Banks’ Borrowings from CBN Hit N737.05bn in May 2022
Nigerian banks’ borrowings from the Central Bank of Nigeria (CBN’s) Standing Lending Facility (SLF) increased to N737.05 billion in May 2022 from N612.43 billion in the previous month, according to the CBN latest monthly economic report.
This is indicative of N124.62 billion uptick representing 20.4 percent rise during the period.
The report also noted that consumer credit outstanding grew by 0.8 percent to N2,344.10 billion at end-May, from N2,325.97 billion in the preceding month
The apex bank said “the total standing lending facility increased considerably by 20.4% to N737.05 billion relative to N612.43 billion at end-April 2022. Similarly, relative to the preceding month, the total standing deposit facility increased slightly by 0.2 per cent to N321.23 billion from N320.55 billion.”

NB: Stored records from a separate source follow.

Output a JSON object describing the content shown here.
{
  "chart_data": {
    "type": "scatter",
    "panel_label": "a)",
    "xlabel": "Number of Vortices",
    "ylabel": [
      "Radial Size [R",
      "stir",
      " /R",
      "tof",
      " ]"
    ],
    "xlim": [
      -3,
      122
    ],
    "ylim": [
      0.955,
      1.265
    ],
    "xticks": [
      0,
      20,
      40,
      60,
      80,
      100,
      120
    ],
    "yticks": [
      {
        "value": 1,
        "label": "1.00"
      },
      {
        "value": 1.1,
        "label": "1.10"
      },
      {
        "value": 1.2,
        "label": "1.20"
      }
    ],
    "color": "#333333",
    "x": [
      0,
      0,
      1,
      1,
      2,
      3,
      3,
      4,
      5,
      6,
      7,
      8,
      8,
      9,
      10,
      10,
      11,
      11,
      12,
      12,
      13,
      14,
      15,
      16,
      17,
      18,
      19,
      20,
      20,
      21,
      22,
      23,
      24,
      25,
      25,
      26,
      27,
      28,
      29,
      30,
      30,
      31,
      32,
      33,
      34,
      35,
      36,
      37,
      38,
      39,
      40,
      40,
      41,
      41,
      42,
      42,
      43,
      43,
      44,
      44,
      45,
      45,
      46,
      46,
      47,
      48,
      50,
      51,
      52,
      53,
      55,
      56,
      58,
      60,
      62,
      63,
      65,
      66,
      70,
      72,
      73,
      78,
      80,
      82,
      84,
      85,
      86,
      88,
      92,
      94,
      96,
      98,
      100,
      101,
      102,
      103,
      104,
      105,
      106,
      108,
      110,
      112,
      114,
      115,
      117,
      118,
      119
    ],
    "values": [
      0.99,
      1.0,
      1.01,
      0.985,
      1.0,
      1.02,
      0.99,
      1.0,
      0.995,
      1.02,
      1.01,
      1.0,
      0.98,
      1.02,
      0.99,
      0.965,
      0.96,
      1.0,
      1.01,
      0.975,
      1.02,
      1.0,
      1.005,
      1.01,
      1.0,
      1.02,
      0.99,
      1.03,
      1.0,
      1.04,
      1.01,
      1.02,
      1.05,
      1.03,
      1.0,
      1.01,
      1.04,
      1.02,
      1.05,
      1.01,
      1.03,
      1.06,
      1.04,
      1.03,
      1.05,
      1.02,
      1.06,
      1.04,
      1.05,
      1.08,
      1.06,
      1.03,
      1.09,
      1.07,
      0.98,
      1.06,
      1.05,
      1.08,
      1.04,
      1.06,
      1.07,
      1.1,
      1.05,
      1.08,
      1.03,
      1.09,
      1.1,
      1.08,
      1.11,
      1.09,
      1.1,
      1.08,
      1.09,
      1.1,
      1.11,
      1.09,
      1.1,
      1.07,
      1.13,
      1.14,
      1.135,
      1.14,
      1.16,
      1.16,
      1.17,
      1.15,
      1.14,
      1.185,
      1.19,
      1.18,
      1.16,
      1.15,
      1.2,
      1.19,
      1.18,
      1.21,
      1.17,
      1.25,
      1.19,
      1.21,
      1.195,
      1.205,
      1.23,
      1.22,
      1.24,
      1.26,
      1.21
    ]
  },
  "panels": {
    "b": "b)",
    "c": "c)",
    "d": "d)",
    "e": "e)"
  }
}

At the open buyback (OBB) segment, as the rate increased by 190 basis points to 9.39 per cent, the value of transactions declined to N213.75 billion from N228.42 billion in the preceding month. The average daily number of deals in the OBB segment fell to 64 from 75 deals in the preceding period,” the apex bank added.
The CBN noted that Consumer Credit outstanding grew by 0.8% to N2,344.10 billion at end-May, from N2,325.97 billion in the preceding month.
“The sustained increase in consumer credit reflected a growth of new financial product offerings and the effectiveness of the bank’s various policies to encourage credit expansion. By disaggregation, retail loans recorded a sizable growth of 13.2%, to N554.83 billion from N489.97 billion at end-April, while personal loans decreased by 2.5% to N1,789.26 billion relative to N1,835.99 billion in the preceding month,” the report further stated.
The SLF is a platform where commercial banks access funds to carry out their business activities and meet obligations. The SDF window is the portal where commercial banks deposit funds with the apex bank.
The CBN had hiked interest rate to 14% in July 2022 and the savings deposit interest rate increased to 4.2% from 1.4% in order to curb rising inflationary pressure as well as encourage FX inflow into the economy.